What ableism does is make many, including myself, feel as if our options are limited, that all the possibilities in life are not obtainable by us. This is indeed a mentality that I have been taught and it is a fault of the system.
My life’s goal is the elimination of ableism and the barriers that are presented to people with disabilities. I try to model this by correcting ableist language and not apologizing to people who think my disability is an inconvenience for them. I am often asked if I sleep with my hearing aids on, and I respond with, “Do you sleep with your glasses on?” Access to hearing aids should be identical to glasses.
I am not looking for sympathy, or to be a token of inspiration for your life: What people with disabilities want is inclusion and accessibility; to not have to ask for basic human rights on a daily basis. When able-bodied actors are hired to play disabled characters, even though disabled actors are searching for work, that is wrong. Not to mention, I have never seen a disabled person of colour represented in any mainstream disability organization I have come across.
We need able-bodied people to help in this movement, just like every movement needs allies. However, disabled people should always have the mic first.
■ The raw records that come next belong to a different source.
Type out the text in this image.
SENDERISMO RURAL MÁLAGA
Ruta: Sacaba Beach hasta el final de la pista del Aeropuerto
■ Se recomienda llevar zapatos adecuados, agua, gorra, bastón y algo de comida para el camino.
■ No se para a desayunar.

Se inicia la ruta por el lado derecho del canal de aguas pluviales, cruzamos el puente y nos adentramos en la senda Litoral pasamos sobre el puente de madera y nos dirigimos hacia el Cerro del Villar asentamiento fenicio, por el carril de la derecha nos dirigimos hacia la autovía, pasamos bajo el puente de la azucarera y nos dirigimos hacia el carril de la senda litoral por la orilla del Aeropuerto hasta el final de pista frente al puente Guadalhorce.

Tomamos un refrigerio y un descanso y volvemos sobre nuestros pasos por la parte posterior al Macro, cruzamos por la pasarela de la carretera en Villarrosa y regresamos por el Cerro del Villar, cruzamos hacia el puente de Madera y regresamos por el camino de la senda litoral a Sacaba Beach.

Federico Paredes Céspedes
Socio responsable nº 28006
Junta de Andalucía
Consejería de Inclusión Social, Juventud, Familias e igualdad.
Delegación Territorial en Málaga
The majority of hard-of-hearing folks grow up mainstreamed and isolated – withdrawn from the deaf and hard-of-hearing culture and community – as I did. Now, I’ve begun to incorporate myself into that community to connect with others who share similar barriers and the passion to create change.
I did not grow up fluent in sign language but I am learning it and have participated in public-speaking competitions for the deaf and hard of hearing. For this to be my life’s work, I must begin with myself.
Kalia Douglas-Micallef lives in Toronto.